Under the FMLA, an eligible employee is one who:
- Works for an employer who has 50 or more employees, is a public agency, or is an elementary or secondary school;
- Has worked for that employer for at least 12 months; and
- During the 12 month period prior to the request for leave, the employee worked at least 1,250 hours for the employer.
What Notice is Required?
Both the employer and employee must satisfy various notice requirements under the FMLA.
The employer must provide the employee with the following notices:
- General Notice;
- Eligibility and Rights and Responsibilities Notice; and
- Designation Notice
The employee must adhere to the following notice requirements:
- Verbal or Written; and
- At least 30 days advance notice, if the need for FMLA leave is foreseeable or notice as soon as possible and practicable if the need for FMLA leave is unforeseeable
Under the employee notice provision, the employee does not have to mention the FMLA at all when requesting FMLA leave. Instead, the employee simply needs to state the reason for requesting leave in a manner which allows the employer to determine whether the leave qualifies under the Act. If the request is unclear, the employer should obtain additional information.
Can an Employee Refuse to Take FMLA Leave?

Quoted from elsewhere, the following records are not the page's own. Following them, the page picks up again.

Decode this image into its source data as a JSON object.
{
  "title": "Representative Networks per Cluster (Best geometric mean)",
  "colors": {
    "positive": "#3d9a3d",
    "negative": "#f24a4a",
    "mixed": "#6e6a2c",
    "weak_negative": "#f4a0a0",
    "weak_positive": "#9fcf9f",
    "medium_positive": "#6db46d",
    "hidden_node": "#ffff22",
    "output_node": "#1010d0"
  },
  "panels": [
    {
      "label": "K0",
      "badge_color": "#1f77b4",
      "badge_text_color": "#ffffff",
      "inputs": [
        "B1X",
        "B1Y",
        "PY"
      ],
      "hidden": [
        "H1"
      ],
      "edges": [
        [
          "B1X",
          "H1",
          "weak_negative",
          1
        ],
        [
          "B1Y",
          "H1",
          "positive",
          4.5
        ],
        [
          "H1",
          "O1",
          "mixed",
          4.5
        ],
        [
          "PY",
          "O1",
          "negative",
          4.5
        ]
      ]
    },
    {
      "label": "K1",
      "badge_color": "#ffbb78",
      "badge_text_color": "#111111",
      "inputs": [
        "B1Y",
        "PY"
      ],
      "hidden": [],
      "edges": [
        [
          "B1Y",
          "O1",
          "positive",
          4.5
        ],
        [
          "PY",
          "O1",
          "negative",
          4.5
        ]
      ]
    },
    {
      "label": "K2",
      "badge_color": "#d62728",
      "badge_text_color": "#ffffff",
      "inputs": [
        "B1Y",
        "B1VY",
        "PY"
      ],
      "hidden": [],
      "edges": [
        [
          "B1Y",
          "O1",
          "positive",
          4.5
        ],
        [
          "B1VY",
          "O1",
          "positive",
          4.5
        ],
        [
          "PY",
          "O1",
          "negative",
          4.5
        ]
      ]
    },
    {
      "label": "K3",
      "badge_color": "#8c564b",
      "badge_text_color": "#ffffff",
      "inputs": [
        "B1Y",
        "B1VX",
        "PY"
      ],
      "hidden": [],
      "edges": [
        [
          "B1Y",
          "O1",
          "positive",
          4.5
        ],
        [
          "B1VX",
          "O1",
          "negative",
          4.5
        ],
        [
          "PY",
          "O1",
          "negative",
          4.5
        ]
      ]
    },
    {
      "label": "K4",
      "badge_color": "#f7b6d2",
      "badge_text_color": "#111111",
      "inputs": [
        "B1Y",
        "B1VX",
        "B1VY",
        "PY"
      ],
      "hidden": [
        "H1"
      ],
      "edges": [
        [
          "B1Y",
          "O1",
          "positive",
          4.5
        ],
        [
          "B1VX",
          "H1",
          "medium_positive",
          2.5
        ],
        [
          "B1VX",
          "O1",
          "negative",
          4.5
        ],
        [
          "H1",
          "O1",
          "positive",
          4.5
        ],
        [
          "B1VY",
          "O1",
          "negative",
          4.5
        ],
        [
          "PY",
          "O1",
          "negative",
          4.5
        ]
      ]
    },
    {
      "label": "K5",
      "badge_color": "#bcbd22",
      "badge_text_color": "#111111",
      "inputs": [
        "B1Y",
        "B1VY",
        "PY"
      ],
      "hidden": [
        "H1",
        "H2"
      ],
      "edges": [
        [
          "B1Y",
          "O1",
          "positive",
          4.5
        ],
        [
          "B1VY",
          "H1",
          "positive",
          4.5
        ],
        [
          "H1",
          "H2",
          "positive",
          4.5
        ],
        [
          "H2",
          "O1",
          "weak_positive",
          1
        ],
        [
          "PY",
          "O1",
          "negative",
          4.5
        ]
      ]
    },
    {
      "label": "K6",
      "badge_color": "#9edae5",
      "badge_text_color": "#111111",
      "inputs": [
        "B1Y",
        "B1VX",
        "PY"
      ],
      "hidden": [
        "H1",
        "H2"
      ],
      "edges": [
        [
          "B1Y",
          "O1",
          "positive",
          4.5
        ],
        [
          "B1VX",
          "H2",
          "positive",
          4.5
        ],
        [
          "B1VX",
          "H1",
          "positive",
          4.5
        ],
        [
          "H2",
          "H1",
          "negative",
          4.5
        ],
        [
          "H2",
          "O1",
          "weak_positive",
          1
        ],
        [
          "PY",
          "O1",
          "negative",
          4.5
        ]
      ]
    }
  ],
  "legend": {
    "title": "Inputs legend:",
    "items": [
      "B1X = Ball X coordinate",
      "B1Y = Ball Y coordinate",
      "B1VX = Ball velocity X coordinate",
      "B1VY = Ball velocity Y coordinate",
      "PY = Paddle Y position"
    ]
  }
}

The short answer is: Yes, in at least one jurisdiction. In Escriba v. Foster Poultry Farms, Inc., the Ninth Circuit held that an employee may affirmatively decline to take FMLA leave. Employers beware! An employee’s decision not to take FMLA leave DOES NOT mean the employee is waiving his right to FMLA leave, as stated by the Court in Hudson v. Tyson Fresh Meats, Inc.
FMLA can be confusing. Consult with competent employment counsel when faced with an issue under the FMLA.